Deuxièmement, Chaillet peut exposer un style de personnage pour lequel il semble avoir une certaine affection, les martyrs de l'histoire, de ceux qui voulaient tout changer, pour le bien du plus grand nombre et généralement trahis par une noblesse accrochée à ses privilèges. Tel Rienzo dans Le prisonnier de Satan, Faliero est une image de réformateur malheureux au côté duquel le héros de Chaillet se rangera.

Dans un troisième temps, Chaillet ressert à Vasco son ennemi préféré, son Olrik à lui, Lorenzo son frère. Systématiquement accolé à la faction adverse, Lorenzo est le côté blond et sombre de Vasco, également au service des pouvoirs financiers, mais toujours en faveur de ceux qui prônent l'immobilisme. Il est ce que Vasco serait s'il n'était si jeune et si fougueux, et s'il n'écoutait pas tant son âme, mais il n'est finalement pas si méchant, pour une râclure de capitaliste. Enfin Chaillet se lâche un petit peu sur la représentation du corps, avec trois tétons lors d'une scène de pillow talkink et un passage de torture pour le jeune Vasco, donnant encore plus d'humanité à son personnage et au monde qui l'environne.

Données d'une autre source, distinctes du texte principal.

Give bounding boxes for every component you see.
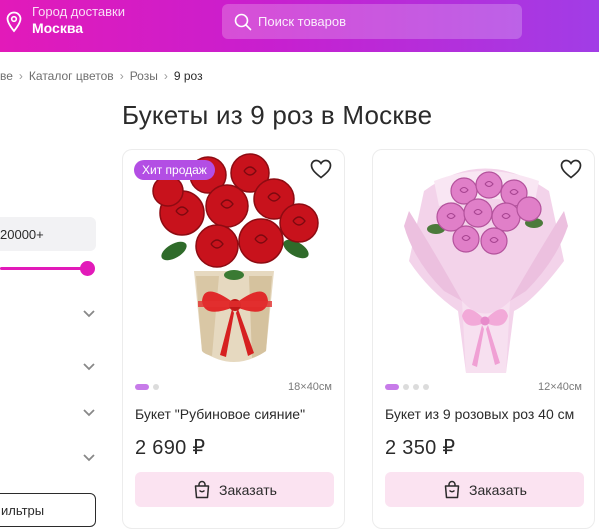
price-max-field[interactable]: 20000+: [0, 217, 96, 251]
product-name[interactable]: Букет из 9 розовых роз 40 см: [385, 406, 574, 422]
price-slider-handle[interactable]: [80, 261, 95, 276]
product-price: 2 690 ₽: [135, 437, 206, 459]
chevron-down-icon[interactable]: [82, 309, 96, 319]
photo-pagination: [385, 384, 433, 390]
order-button-label: Заказать: [469, 482, 527, 498]
shopping-bag-icon: [444, 480, 460, 499]
product-name[interactable]: Букет "Рубиновое сияние": [135, 406, 305, 422]
product-card[interactable]: 12×40см Букет из 9 розовых роз 40 см 2 3…: [372, 149, 595, 529]
location-pin-icon[interactable]: [4, 11, 24, 33]
bestseller-badge: Хит продаж: [134, 160, 215, 180]
pagination-dot[interactable]: [413, 384, 419, 390]
page-title: Букеты из 9 роз в Москве: [122, 100, 433, 130]
pagination-dot-active[interactable]: [135, 384, 149, 390]
delivery-city-selector[interactable]: Москва: [32, 20, 83, 36]
shopping-bag-icon: [194, 480, 210, 499]
breadcrumb: ве › Каталог цветов › Розы › 9 роз: [0, 69, 203, 85]
breadcrumb-item-home[interactable]: ве: [0, 69, 13, 83]
heart-icon[interactable]: [310, 159, 332, 179]
all-filters-button[interactable]: ильтры: [0, 493, 96, 527]
chevron-down-icon[interactable]: [82, 408, 96, 418]
pagination-dot[interactable]: [403, 384, 409, 390]
pagination-dot-active[interactable]: [385, 384, 399, 390]
breadcrumb-item-current: 9 роз: [173, 69, 203, 83]
product-photo-pink-roses[interactable]: [374, 151, 595, 377]
breadcrumb-separator-icon: ›: [18, 69, 23, 83]
search-box[interactable]: [222, 4, 522, 39]
delivery-city-label: Город доставки: [32, 4, 125, 19]
product-size: 18×40см: [288, 381, 332, 393]
product-price: 2 350 ₽: [385, 437, 456, 459]
order-button-label: Заказать: [219, 482, 277, 498]
breadcrumb-item-catalog[interactable]: Каталог цветов: [29, 69, 114, 83]
pagination-dot[interactable]: [153, 384, 159, 390]
product-size: 12×40см: [538, 381, 582, 393]
price-max-value: 20000+: [0, 227, 44, 242]
search-icon[interactable]: [234, 13, 252, 31]
chevron-down-icon[interactable]: [82, 453, 96, 463]
site-header: Город доставки Москва: [0, 0, 599, 52]
heart-icon[interactable]: [560, 159, 582, 179]
order-button[interactable]: Заказать: [385, 472, 584, 507]
all-filters-label: ильтры: [1, 503, 45, 518]
order-button[interactable]: Заказать: [135, 472, 334, 507]
photo-pagination: [135, 384, 163, 390]
breadcrumb-separator-icon: ›: [163, 69, 168, 83]
product-card[interactable]: Хит продаж 18×40см Букет "Рубиновое сиян…: [122, 149, 345, 529]
breadcrumb-item-roses[interactable]: Розы: [130, 69, 158, 83]
product-photo-red-roses[interactable]: [124, 151, 345, 377]
pagination-dot[interactable]: [423, 384, 429, 390]
search-input[interactable]: [258, 4, 513, 39]
chevron-down-icon[interactable]: [82, 362, 96, 372]
price-slider-track[interactable]: [0, 267, 88, 270]
breadcrumb-separator-icon: ›: [119, 69, 124, 83]
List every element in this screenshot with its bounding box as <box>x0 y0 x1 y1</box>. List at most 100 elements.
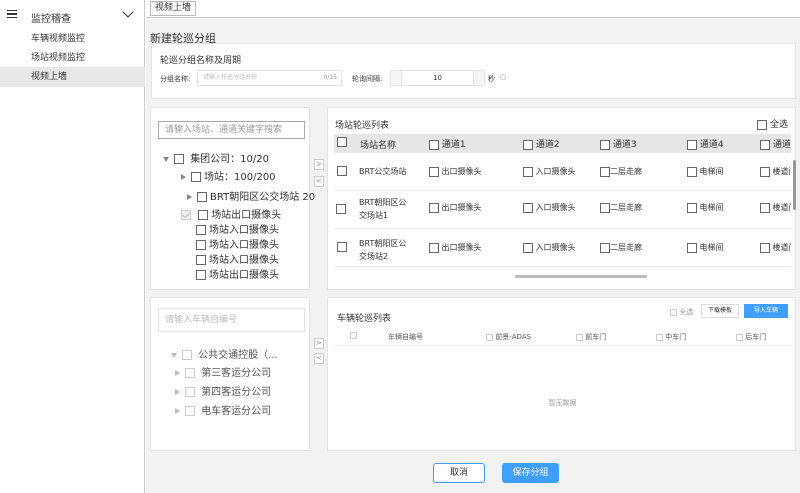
checkbox[interactable] <box>600 202 610 213</box>
move-right-button[interactable]: > <box>314 338 324 349</box>
checkbox[interactable] <box>760 202 770 213</box>
tree-leaf[interactable]: 场站入口摄像头 <box>196 221 279 236</box>
save-group-button[interactable]: 保存分组 <box>502 463 559 483</box>
vehicle-tree-node[interactable]: 第三客运分公司 <box>175 364 271 379</box>
checkbox[interactable] <box>429 166 439 177</box>
checkbox[interactable] <box>687 139 697 150</box>
checkbox[interactable] <box>523 166 533 177</box>
checkbox[interactable] <box>670 308 677 316</box>
caret-right-icon[interactable] <box>175 389 180 395</box>
group-name-input[interactable]: 请输入轮巡分组名称 0/15 <box>197 70 342 86</box>
help-icon[interactable] <box>500 74 506 80</box>
row-checkbox[interactable] <box>337 166 347 176</box>
interval-stepper[interactable]: 10 <box>390 70 485 86</box>
column-header[interactable]: 中车门 <box>656 332 686 342</box>
checkbox[interactable] <box>760 139 770 150</box>
move-right-button[interactable]: > <box>314 159 324 170</box>
channel-cell[interactable]: 入口摄像头 <box>523 166 576 177</box>
column-header[interactable]: 通道4 <box>687 137 724 150</box>
tree-node-root[interactable]: 集团公司：10/20 <box>163 150 269 165</box>
header-checkbox[interactable] <box>337 137 347 147</box>
checkbox[interactable] <box>736 333 743 341</box>
checkbox[interactable] <box>429 139 439 150</box>
column-header[interactable]: 前景-ADAS <box>486 332 531 342</box>
vehicle-tree-node[interactable]: 第四客运分公司 <box>175 383 271 398</box>
channel-cell[interactable]: 二层走廊 <box>600 166 642 177</box>
checkbox[interactable] <box>196 270 206 280</box>
caret-right-icon[interactable] <box>187 194 192 200</box>
chevron-down-icon[interactable] <box>122 6 134 18</box>
horizontal-scrollbar[interactable] <box>515 275 647 278</box>
column-header[interactable]: 通道2 <box>523 137 560 150</box>
checkbox[interactable] <box>600 166 610 177</box>
checkbox[interactable] <box>198 210 209 220</box>
caret-right-icon[interactable] <box>175 408 180 414</box>
checkbox[interactable] <box>196 225 206 235</box>
checkbox[interactable] <box>687 166 697 177</box>
move-left-button[interactable]: < <box>314 176 324 187</box>
checkbox[interactable] <box>191 172 201 182</box>
tree-leaf[interactable]: 场站入口摄像头 <box>196 236 279 251</box>
checkbox[interactable] <box>197 192 207 202</box>
checkbox[interactable] <box>687 202 697 213</box>
checkbox[interactable] <box>174 154 184 164</box>
caret-right-icon[interactable] <box>175 370 180 376</box>
vehicle-search-input[interactable]: 请输入车辆自编号 <box>158 308 305 332</box>
checkbox[interactable] <box>185 387 195 397</box>
checkbox[interactable] <box>760 166 770 177</box>
move-left-button[interactable]: < <box>314 353 324 364</box>
channel-cell[interactable]: 出口摄像头 <box>429 242 482 253</box>
checkbox[interactable] <box>576 333 583 341</box>
checkbox[interactable] <box>196 255 206 265</box>
column-header[interactable]: 通道3 <box>600 137 637 150</box>
channel-cell[interactable]: 电梯间 <box>687 202 724 213</box>
import-vehicles-button[interactable]: 导入车辆 <box>744 304 788 318</box>
channel-cell[interactable]: 电梯间 <box>687 166 724 177</box>
checkbox[interactable] <box>523 202 533 213</box>
vehicle-tree-root[interactable]: 公共交通控股（... <box>171 346 278 361</box>
sidebar-item-video-wall[interactable]: 视频上墙 <box>0 67 145 87</box>
station-search-input[interactable]: 请输入场站、通道关键字搜索 <box>158 121 305 139</box>
channel-cell[interactable]: 入口摄像头 <box>523 202 576 213</box>
sidebar-item-vehicle-monitor[interactable]: 车辆视频监控 <box>0 29 145 49</box>
checkbox[interactable] <box>185 368 195 378</box>
channel-cell[interactable]: 二层走廊 <box>600 242 642 253</box>
vertical-scrollbar[interactable] <box>793 160 796 210</box>
channel-cell[interactable]: 楼道间 <box>760 166 791 177</box>
checkbox[interactable] <box>185 406 195 416</box>
checkbox[interactable] <box>760 242 770 253</box>
sidebar-header[interactable]: 监控稽查 <box>0 0 145 30</box>
tree-leaf[interactable]: 场站入口摄像头 <box>196 251 279 266</box>
header-checkbox[interactable] <box>350 331 357 339</box>
column-header[interactable]: 通道7 <box>760 137 791 150</box>
checkbox[interactable] <box>757 119 768 130</box>
checkbox[interactable] <box>600 139 610 150</box>
cancel-button[interactable]: 取消 <box>433 463 485 483</box>
channel-cell[interactable]: 二层走廊 <box>600 202 642 213</box>
row-checkbox[interactable] <box>337 242 347 252</box>
checkbox[interactable] <box>486 333 493 341</box>
tree-node-stations[interactable]: 场站：100/200 <box>181 168 276 183</box>
channel-cell[interactable]: 楼道间 <box>760 202 791 213</box>
vehicle-tree-node[interactable]: 电车客运分公司 <box>175 402 271 417</box>
download-template-button[interactable]: 下载模板 <box>701 304 739 318</box>
channel-cell[interactable]: 楼道间 <box>760 242 791 253</box>
select-all-checkbox[interactable]: 全选 <box>757 117 788 130</box>
checkbox[interactable] <box>182 350 192 360</box>
column-header[interactable]: 后车门 <box>736 332 766 342</box>
checkbox[interactable] <box>687 242 697 253</box>
checkbox[interactable] <box>181 210 191 220</box>
checkbox[interactable] <box>600 242 610 253</box>
tree-node-brt-station[interactable]: BRT朝阳区公交场站 20 <box>187 188 315 203</box>
checkbox[interactable] <box>429 202 439 213</box>
tree-leaf[interactable]: 场站出口摄像头 <box>196 266 279 281</box>
checkbox[interactable] <box>196 240 206 250</box>
column-header[interactable]: 通道1 <box>429 137 466 150</box>
column-header[interactable]: 前车门 <box>576 332 606 342</box>
menu-icon[interactable] <box>7 10 17 18</box>
channel-cell[interactable]: 电梯间 <box>687 242 724 253</box>
channel-cell[interactable]: 入口摄像头 <box>523 242 576 253</box>
channel-cell[interactable]: 出口摄像头 <box>429 202 482 213</box>
checkbox[interactable] <box>429 242 439 253</box>
checkbox[interactable] <box>523 242 533 253</box>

Ce sont de merveilleuses heures que celles passées à accompagner ce jeune homme sur les routes d'un monde qu'on ne connaît que très mal, et souvent par le biais de rapports ennuyeux. La vie qui se dégage de ces cités superbes, abritant des commerces, des complots, des conflits, rend passionnant le contexte et les intrigues, et toutes ces aventures dont il serait dommage de se priver.